Infinity Train rumbled onto Cartoon Network in August 2019 with an intriguing premise: a girl unwillingly sucked into an adventure on train where every car is a different universe with different rules, and every other prisoner has a glowing number on their hand. Like most of the wandering residents, she just wants to get home, and she spends the first season exploring the train and trying to understand why she’s there.
The first season set up the train, and with each subsequent season, creator Owen Dennis has built on that first story, exploring more of the mysteries that make the train work, and telling more complex stories about the characters who board it. After Infinity Train landed on HBO Max for a third season, there were rumors that the series had been canceled. But in March, Dennis revealed that season 4 was on the way — and that while he and the team had enough stories planned for eight seasons, this will be the last one made.
Even with all the lingering questions, this final season of Infinity Train (subtitled Duet) doesn’t divulge any new, shocking revelations about the train in the same way the show’s previous seasons did. In fact, more so than ever, the mechanics of the train take a back seat to the relationship between the protagonists. As with the previous installment, the two main characters have a pre-existing relationship that gets tested on the train. But while Book 3 was a tragedy, unraveling a toxic friendship, Book 4 focuses on rebuilding its central relationship after it fractures.
The result is the show’s most emotional season, and also its most heartwarming. Duet speaks to the ethos at the core of Infinity Train: that we all have a chance to do better and get better.
[Ed. note: This review contains minor setup spoilers for season 4 of Infinity Train.]
The passengers this time around are two best friends: free-spirited Ryan and responsible Min-Gi. In their childhood, both boys dreamed of becoming rock stars, but while Ryan sets off on a cross-country tour to try and make it big, Min-Gi works at a local chain restaurant and prepares for college. The action kicks off when Ryan books a gig in New York and returns home to persuade Min-Gi to come with him. After an argument, they wind up aboard the mysterious train in matching grey jumpsuits, sporting matching glowing numbers on their hands. According to train denizen Kez, a bubbly, floating, talking concierge bell, two passengers coming aboard at the same time with the same number is basically unheard of.

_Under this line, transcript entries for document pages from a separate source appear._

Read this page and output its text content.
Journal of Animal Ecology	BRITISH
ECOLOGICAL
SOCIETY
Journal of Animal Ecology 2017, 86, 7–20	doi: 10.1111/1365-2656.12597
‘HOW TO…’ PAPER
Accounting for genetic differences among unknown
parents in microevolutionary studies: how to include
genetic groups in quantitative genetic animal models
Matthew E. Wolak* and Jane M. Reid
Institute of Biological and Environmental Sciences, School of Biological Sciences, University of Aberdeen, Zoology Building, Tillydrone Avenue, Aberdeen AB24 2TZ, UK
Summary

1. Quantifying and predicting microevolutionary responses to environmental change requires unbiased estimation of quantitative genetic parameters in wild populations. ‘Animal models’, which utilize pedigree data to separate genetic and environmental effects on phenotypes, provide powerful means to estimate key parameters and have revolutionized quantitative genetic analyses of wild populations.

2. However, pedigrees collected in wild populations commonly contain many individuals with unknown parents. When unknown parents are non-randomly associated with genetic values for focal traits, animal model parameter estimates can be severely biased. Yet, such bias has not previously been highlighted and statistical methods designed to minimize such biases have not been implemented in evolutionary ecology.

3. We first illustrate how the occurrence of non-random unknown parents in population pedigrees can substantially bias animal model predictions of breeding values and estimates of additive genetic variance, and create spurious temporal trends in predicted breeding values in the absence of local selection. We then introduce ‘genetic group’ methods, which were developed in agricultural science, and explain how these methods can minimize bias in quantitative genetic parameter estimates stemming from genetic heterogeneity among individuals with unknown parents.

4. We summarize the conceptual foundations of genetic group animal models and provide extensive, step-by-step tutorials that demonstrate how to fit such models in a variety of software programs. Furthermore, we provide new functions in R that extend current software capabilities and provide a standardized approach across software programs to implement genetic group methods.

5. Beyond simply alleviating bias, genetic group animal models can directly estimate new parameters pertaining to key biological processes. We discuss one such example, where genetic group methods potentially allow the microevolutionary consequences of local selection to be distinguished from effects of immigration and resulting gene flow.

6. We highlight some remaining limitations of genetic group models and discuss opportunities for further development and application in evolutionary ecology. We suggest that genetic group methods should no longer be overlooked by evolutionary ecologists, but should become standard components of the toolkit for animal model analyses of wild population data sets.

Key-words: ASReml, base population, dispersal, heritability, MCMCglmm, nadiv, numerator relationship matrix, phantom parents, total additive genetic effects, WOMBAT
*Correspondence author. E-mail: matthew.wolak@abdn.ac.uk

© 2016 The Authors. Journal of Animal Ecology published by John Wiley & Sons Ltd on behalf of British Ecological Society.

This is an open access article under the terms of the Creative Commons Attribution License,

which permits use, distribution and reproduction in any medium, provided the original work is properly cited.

At this point, fans of the series know the drill: New passengers wake up on the train, figure out the life issues they need to fix, and get their numbers down to zero by confronting those problems, all while traversing the train’s wacky pocket-dimension cars, each with their own task at hand. But while Ryan, Min-Gi, and Kez embark on their share of fantastical adventures — feeding a giant, squealing baby pig voiced by J.K. Simmons, for one — the train doesn’t get interrogated nearly as much as in previous seasons. Instead, the core struggle is between the two friends.
This time around, it isn’t just the train mechanics that are obvious. In Duet, the passengers’ pasts aren’t treated as mysteries. Book 3 teased the main characters’ sad pasts (without ever fully delving into either) to explain why they unravel the way they do, revealing more about the characters as they spiral or grow. But Book 4 presents Ryan and Min-Gi’s relationship in the first episode, literally starting from the day they’re born. Both friends care for each other, but their conflict stems from their choices: Min-Gi sacrifices his dreams to please his parents, which Ryan takes personally. Ryan flies into situations headfirst without thinking, which Min-Gi sees as reckless and inconsiderate.
Book 4 is about healing. That doesn’t mean it’s all fun and games. Min-Gi and Ryan must confront ugly truths and have difficult conversations to repair their friendship. As usual, the train forces their problems to come to light, whether by helping Kez confront her own problems, or via a particularly chilling car that takes the form of an empty art gallery with shadows that whisper to the boys, augmenting their most sinister thoughts. The story gets dark — almost as dark as the tragic Book 3.
Questions about the train still linger. They might never get answered, since Book 4 is reportedly the end, this time for real. Characters and plot points from previous seasons that were left dangling don’t get tied up. But since Book 4 ends without new questions or dangling cliffhangers, it ends up as a fitting conclusion to the Infinity Train saga. If all the questions about the train were answered, it might lose its mystique and appeal. Instead of finishing the show by stripping away the train’s mysteries, Dennis and his team use the last season to showcase the train’s true purpose and end the show with that uplifting message.
Infinity Train: Book 4 — Duet will stream on HBO Max on April 15.